L’intelligence artificielle continue de s’imposer comme un enjeu technologique et sociétal majeur. Selon RFI, Anthropic a dévoilé dans la soirée du mardi 9 juin 2026 son dernier modèle, Claude Fable 5, présenté comme une version « sécurisée » de Mythos. Pourtant, l’accès à cet outil, réputé pour ses performances, reste ouvert à certains acteurs sans que les critères de sélection ne soient clairement définis.
Ce qu'il faut retenir
- Claude Fable 5, le nouveau modèle d’Anthropic, est officiellement sorti le 9 juin 2026.
- Il est présenté comme une version « sécurisée » de Mythos, un autre modèle développé par la même entreprise.
- L’accès à ce modèle reste opaque : certains acteurs y ont accès sans que les critères de sélection ne soient publics.
- Damien Van Achter, chargé de programme d’innovation à l’IHECS, s’interroge sur le contrôle démocratique de ces technologies.
- Cette situation soulève des questions sur la régulation et la transparence dans le domaine de l’IA.
Un modèle d’IA « sécurisé » mais à l’accès flou
Anthropic met en avant Claude Fable 5 comme une évolution majeure, dotée de fonctionnalités avancées et présentée comme plus sûre que son prédécesseur, Mythos. Pourtant, la promesse de sécurité semble se heurter à une réalité plus complexe. En effet, l’entreprise américaine n’a pas rendu publics les critères permettant d’accéder à ce modèle. Certains acteurs, dont la liste exacte n’est pas divulguée, peuvent l’utiliser sans restriction apparente, ce qui soulève des interrogations sur les garde-fous en place.
Cette opacité contraste avec les discours tenus par Anthropic, qui insiste sur la nécessité d’une IA responsable. Mythos, le modèle sur lequel s’appuie Claude Fable 5, est pourtant connu pour ses capacités étendues, ce qui rend d’autant plus préoccupant le manque de transparence quant à son déploiement.
Le contrôle démocratique de l’IA, un sujet de débat urgent
C’est dans ce contexte que Damien Van Achter, chargé de programme d’innovation à l’Institut des hautes études des communications sociales (IHECS), a réagi à l’annonce d’Anthropic. Pour lui, « le vrai enjeu, c’est le contrôle démocratique de ces modèles ». Il souligne que l’absence de cadre clair pour l’accès à des technologies aussi puissantes pose un risque pour la société.
Dans un entretien accordé à RFI, Van Achter rappelle que l’IA, en raison de son impact potentiel sur la vie quotidienne, ne peut être laissée entre les mains d’une poignée d’acteurs non identifiés. L’IHECS, institution belge spécialisée dans les médias et la communication, milite pour une régulation plus stricte, afin d’éviter que des outils aussi sensibles ne deviennent des instruments de pouvoir sans accountability.
Entre performance et éthique : le dilemme de l’innovation technologique
L’arrivée de Claude Fable 5 illustre parfaitement les tensions qui traversent aujourd’hui le secteur de l’IA. D’un côté, les avancées technologiques sont saluées pour leur potentiel à révolutionner des domaines comme la santé, l’éducation ou l’industrie. De l’autre, les risques liés à une utilisation non encadrée — désinformation, manipulation, atteinte à la vie privée — deviennent de plus en plus difficiles à ignorer.

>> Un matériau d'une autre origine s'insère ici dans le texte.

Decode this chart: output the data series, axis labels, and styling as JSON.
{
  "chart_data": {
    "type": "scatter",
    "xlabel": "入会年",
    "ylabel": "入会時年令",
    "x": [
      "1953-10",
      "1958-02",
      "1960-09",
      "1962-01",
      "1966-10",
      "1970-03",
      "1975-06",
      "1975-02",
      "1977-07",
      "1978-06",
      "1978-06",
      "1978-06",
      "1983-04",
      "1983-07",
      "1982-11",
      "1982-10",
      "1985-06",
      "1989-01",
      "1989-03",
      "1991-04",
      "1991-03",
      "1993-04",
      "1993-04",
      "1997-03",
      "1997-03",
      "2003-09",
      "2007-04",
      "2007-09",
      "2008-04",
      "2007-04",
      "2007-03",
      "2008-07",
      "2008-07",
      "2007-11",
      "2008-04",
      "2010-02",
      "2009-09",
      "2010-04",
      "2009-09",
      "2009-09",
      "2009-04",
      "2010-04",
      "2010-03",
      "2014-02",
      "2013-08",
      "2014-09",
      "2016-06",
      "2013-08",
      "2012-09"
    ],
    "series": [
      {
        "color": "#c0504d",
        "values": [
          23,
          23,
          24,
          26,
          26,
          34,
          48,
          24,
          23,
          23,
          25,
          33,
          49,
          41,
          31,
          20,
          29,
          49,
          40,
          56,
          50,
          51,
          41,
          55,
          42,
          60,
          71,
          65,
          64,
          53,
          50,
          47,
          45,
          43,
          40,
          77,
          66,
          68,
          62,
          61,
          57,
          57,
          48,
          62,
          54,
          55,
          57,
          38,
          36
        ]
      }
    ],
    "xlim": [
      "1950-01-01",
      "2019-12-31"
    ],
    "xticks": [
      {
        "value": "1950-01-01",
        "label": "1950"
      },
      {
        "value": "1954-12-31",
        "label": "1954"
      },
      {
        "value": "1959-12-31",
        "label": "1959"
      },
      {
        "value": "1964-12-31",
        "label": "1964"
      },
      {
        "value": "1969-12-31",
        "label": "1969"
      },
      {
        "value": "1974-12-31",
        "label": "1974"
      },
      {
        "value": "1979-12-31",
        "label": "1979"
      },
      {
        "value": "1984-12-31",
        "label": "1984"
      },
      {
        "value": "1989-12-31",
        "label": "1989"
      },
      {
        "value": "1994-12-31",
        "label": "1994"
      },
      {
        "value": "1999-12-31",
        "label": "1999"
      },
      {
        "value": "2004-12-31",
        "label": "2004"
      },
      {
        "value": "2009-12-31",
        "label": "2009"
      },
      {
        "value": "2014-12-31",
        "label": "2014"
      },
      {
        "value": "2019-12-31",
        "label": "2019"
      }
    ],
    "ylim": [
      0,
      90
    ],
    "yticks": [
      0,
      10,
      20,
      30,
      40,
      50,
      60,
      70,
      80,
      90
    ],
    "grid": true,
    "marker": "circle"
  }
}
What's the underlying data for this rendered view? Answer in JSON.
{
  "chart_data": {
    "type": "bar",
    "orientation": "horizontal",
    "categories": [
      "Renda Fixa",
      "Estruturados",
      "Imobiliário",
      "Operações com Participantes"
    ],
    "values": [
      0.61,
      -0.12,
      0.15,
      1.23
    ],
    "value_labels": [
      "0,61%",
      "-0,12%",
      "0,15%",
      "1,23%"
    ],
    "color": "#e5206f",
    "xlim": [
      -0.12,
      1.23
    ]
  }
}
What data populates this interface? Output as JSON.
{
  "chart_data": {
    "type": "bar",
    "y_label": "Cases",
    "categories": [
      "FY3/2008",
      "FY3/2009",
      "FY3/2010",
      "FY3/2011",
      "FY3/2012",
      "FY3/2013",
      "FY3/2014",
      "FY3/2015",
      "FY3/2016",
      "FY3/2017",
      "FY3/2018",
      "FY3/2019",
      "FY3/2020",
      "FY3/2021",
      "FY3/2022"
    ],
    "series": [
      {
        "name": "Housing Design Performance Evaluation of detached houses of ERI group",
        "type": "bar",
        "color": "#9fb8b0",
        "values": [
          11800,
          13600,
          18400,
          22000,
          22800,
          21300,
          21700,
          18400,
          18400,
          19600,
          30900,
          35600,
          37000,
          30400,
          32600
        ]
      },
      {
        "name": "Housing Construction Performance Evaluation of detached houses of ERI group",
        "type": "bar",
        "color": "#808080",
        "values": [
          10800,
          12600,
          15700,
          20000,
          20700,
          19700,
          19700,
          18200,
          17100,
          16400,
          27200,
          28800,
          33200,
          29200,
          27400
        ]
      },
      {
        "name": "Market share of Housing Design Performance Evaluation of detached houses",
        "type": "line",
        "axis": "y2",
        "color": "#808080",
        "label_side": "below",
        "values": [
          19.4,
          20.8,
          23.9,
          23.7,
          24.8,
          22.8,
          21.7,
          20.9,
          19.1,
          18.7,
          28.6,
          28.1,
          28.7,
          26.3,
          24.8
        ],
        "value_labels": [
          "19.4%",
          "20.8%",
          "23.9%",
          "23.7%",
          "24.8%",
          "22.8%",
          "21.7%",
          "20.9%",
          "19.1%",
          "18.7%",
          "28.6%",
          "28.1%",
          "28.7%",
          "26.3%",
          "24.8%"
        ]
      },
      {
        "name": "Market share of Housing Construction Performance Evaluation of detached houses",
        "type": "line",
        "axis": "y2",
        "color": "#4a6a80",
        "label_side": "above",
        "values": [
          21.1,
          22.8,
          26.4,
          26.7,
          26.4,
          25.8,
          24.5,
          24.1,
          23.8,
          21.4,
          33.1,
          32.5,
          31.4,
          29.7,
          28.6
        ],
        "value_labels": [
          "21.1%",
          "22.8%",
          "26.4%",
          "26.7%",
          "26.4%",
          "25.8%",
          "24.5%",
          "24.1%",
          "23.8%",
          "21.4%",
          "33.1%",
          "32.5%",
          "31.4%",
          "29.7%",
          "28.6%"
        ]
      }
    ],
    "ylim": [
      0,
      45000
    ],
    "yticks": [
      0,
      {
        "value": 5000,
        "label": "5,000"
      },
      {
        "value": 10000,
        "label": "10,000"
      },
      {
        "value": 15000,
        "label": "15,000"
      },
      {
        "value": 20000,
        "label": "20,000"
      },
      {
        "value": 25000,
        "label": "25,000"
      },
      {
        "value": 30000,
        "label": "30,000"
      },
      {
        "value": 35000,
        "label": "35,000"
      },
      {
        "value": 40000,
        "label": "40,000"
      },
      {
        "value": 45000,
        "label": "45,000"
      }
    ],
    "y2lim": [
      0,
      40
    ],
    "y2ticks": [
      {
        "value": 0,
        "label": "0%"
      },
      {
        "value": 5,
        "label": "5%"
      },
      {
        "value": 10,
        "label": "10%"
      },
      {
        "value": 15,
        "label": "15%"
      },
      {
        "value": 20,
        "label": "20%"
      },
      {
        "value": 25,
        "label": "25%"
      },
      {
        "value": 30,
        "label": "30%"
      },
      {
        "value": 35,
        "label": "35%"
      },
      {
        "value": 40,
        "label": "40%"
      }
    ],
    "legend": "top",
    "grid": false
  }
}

Anthropic, comme d’autres géants du secteur, se retrouve au cœur de ce débat. L’entreprise, fondée en 2021 par d’anciens chercheurs de DeepMind et d’OpenAI, a toujours affiché une volonté de concilier innovation et responsabilité. Pourtant, avec Claude Fable 5, le doute s’installe : la sécurité promise est-elle suffisante face à l’opacité persistante ?
En attendant, la question reste entière : comment concilier innovation technologique et protection démocratique ? Une chose est sûre, le débat sur le contrôle de l’IA ne fait que commencer.
Selon Anthropic, Claude Fable 5 est présenté comme une version « sécurisée » de Mythos. Bien que les détails techniques ne soient pas publics, l’entreprise insiste sur des améliorations en matière de fiabilité et de gestion des risques. Cependant, la transparence sur les critères d’accès et les fonctionnalités exactes reste limitée.